According to the Joint Committee on Taxation's insights in the 'Overview of the Federal Tax System As In Effect for 2017,' individual income tax is projected to constitute a significant 48.5% of federal receipts in 2017. The Trump Administration has unveiled its proposal for Individual Tax Reform, centered on three key pillars:
- Reduction of Tax Brackets: The plan suggests streamlining the seven existing tax brackets into three, specifically at 12%, 25%, and 35%.
- Standard Deduction Doubling: Doubling the standard deduction is proposed, aiming to simplify tax calculations and reduce the need for itemizing deductions.
- Tax Relief for Families: A focus on providing tax relief for families grappling with child and dependent care expenses.
What's intriguing is the historical echo in this proposed reform. Over a century ago, when the personal income tax made its debut, it featured seven distinct tax brackets. Additionally, the government incorporated various tax expenditures, including the home mortgage interest deduction, deductions for state and local taxes, and the exclusion of interest on government bonds.
While the structure of the individual income tax has endured across the decades, the accompanying instructions have experienced a meteoric expansion. In 1913, Form 1040 was accompanied by a mere two pages of instructions. Today, the individual income tax labyrinth comes with over 200 pages of instructions and nearly 200 supplemental forms.
Reducing the number of tax brackets from 7 to 3 promises a simpler system, reminiscent of its 1913 counterpart, but it raises concerns about progressivity. Simplification could potentially result in a less progressive tax system, meaning the federal government might collect less revenue over a 10-year budget window.
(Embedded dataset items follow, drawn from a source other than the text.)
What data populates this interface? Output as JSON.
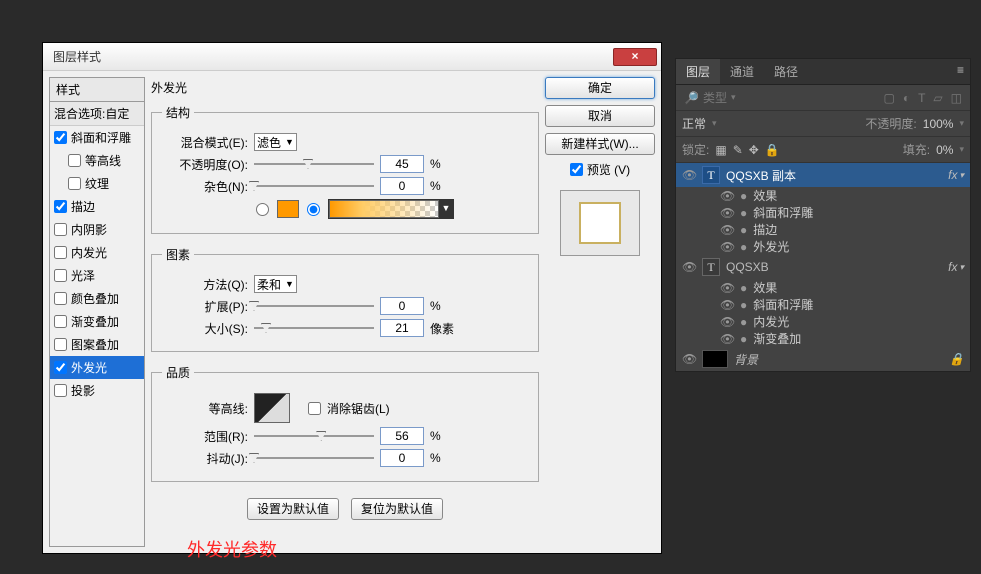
{
  "dialog": {
    "title": "图层样式",
    "styles_header": "样式",
    "blend_options": "混合选项:自定",
    "items": [
      {
        "label": "斜面和浮雕",
        "checked": true
      },
      {
        "label": "等高线",
        "checked": false,
        "indent": true
      },
      {
        "label": "纹理",
        "checked": false,
        "indent": true
      },
      {
        "label": "描边",
        "checked": true
      },
      {
        "label": "内阴影",
        "checked": false
      },
      {
        "label": "内发光",
        "checked": false
      },
      {
        "label": "光泽",
        "checked": false
      },
      {
        "label": "颜色叠加",
        "checked": false
      },
      {
        "label": "渐变叠加",
        "checked": false
      },
      {
        "label": "图案叠加",
        "checked": false
      },
      {
        "label": "外发光",
        "checked": true,
        "selected": true
      },
      {
        "label": "投影",
        "checked": false
      }
    ],
    "panel_title": "外发光",
    "structure": {
      "legend": "结构",
      "blend_mode_label": "混合模式(E):",
      "blend_mode_value": "滤色",
      "opacity_label": "不透明度(O):",
      "opacity_value": "45",
      "pct": "%",
      "noise_label": "杂色(N):",
      "noise_value": "0"
    },
    "elements": {
      "legend": "图素",
      "technique_label": "方法(Q):",
      "technique_value": "柔和",
      "spread_label": "扩展(P):",
      "spread_value": "0",
      "pct": "%",
      "size_label": "大小(S):",
      "size_value": "21",
      "px": "像素"
    },
    "quality": {
      "legend": "品质",
      "contour_label": "等高线:",
      "antialias": "消除锯齿(L)",
      "range_label": "范围(R):",
      "range_value": "56",
      "pct": "%",
      "jitter_label": "抖动(J):",
      "jitter_value": "0"
    },
    "buttons": {
      "set_default": "设置为默认值",
      "reset_default": "复位为默认值",
      "ok": "确定",
      "cancel": "取消",
      "new_style": "新建样式(W)...",
      "preview": "预览 (V)"
    },
    "annotation": "外发光参数"
  },
  "panel": {
    "tabs": {
      "layers": "图层",
      "channels": "通道",
      "paths": "路径"
    },
    "type_filter": "类型",
    "mode": "正常",
    "opacity_label": "不透明度:",
    "opacity_value": "100%",
    "lock_label": "锁定:",
    "fill_label": "填充:",
    "fill_value": "0%",
    "layers": [
      {
        "name": "QQSXB 副本",
        "fx": true,
        "selected": true,
        "effects_label": "效果",
        "effects": [
          "斜面和浮雕",
          "描边",
          "外发光"
        ]
      },
      {
        "name": "QQSXB",
        "fx": true,
        "effects_label": "效果",
        "effects": [
          "斜面和浮雕",
          "内发光",
          "渐变叠加"
        ]
      }
    ],
    "background": "背景"
  }
}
Doubling the standard deduction injects a dose of simplicity into the tax calculation. A doubled standard deduction implies a reduced need for itemizing deductions, leading to a more straightforward tax form. Moreover, this move renders more taxpayers exempt from the individual income tax. If, for instance, the standard deduction increases to $24,000 for a married couple, the couple could earn up to this amount before being subject to federal income tax.
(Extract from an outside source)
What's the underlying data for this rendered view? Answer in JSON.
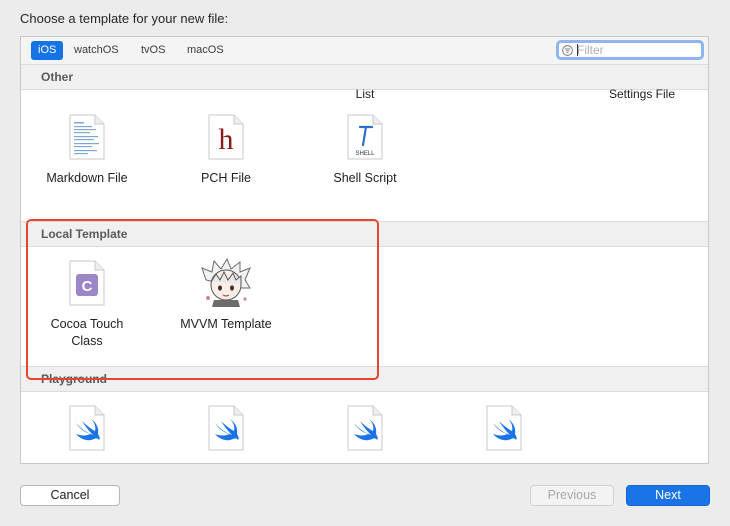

This, however, is merely the tip of the iceberg. With additional tax benefits potentially available—expanded child tax credits, Earned Income Tax Credit (EITC), and a new credit for non-child dependents—a couple could find themselves earning significantly more than $24,000 before facing federal income taxes.
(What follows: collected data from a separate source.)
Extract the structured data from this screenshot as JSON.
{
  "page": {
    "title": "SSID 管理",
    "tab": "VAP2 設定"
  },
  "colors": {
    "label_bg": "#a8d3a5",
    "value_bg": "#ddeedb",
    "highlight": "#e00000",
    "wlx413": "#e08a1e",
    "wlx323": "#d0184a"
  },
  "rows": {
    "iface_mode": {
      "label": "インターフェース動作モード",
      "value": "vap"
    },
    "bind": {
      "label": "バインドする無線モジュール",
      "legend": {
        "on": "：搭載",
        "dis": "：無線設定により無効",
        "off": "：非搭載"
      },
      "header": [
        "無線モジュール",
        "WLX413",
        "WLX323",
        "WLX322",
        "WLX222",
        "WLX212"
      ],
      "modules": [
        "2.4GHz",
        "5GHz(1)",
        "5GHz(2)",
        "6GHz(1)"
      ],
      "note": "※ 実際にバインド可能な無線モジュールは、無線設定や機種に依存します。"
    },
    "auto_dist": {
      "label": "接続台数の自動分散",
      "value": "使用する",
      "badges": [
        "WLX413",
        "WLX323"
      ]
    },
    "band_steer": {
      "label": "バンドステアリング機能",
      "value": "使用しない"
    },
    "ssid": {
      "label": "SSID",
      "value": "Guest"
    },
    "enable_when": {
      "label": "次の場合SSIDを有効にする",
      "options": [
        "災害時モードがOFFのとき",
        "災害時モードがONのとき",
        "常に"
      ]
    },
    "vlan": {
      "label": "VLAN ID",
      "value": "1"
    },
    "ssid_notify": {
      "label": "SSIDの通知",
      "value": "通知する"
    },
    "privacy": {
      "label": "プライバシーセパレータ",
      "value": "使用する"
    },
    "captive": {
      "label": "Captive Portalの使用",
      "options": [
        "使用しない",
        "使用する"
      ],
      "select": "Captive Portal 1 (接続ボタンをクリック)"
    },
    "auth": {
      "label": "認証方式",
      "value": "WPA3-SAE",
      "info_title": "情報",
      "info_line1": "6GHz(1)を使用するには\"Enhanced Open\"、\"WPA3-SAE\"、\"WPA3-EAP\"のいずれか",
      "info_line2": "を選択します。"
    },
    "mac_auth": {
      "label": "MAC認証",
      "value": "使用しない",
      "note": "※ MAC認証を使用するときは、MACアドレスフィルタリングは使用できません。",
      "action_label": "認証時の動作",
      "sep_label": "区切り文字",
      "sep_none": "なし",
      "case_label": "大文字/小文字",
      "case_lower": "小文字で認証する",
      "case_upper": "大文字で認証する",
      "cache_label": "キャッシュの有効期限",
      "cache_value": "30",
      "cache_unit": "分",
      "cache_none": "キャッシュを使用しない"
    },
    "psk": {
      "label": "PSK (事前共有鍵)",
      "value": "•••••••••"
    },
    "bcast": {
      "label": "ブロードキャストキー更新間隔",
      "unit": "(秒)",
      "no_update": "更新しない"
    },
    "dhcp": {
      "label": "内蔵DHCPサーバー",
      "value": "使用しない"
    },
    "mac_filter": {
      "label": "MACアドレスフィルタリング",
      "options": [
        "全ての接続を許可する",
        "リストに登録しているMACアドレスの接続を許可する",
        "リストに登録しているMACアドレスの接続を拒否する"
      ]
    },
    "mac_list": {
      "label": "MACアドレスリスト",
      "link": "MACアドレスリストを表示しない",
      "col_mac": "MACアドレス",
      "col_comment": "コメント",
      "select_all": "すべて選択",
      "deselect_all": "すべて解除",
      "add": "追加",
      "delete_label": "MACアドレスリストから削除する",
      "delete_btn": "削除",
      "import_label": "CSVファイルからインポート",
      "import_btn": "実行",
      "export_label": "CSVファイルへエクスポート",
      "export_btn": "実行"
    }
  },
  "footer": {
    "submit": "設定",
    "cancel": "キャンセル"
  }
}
As the Administration charts the course for its tax plan, a critical evaluation of the long-term implications is essential. Implementing new tax expenditures alongside reductions in tax rates requires a meticulous balancing act, ensuring the government can sustain its revenue intake.
Amidst the nearly 200 IRS forms tethered to the individual tax return, it is undeniable that our system is ripe for reform. The challenge, however, lies in striking a balance between the advantages of heightened simplicity and the revenue decrease typically associated with rate cuts and provisions that dilute progressivity.
This challenge mandates compromise from both the chambers of Congress and the White House, underscoring the intricate negotiations ahead. Without compromise, the pursuit of a revenue-neutral tax reform package will be an uphill battle. As the wheels of tax reform set in motion, the nation braces for a transformation that will shape the financial landscape for generations to come.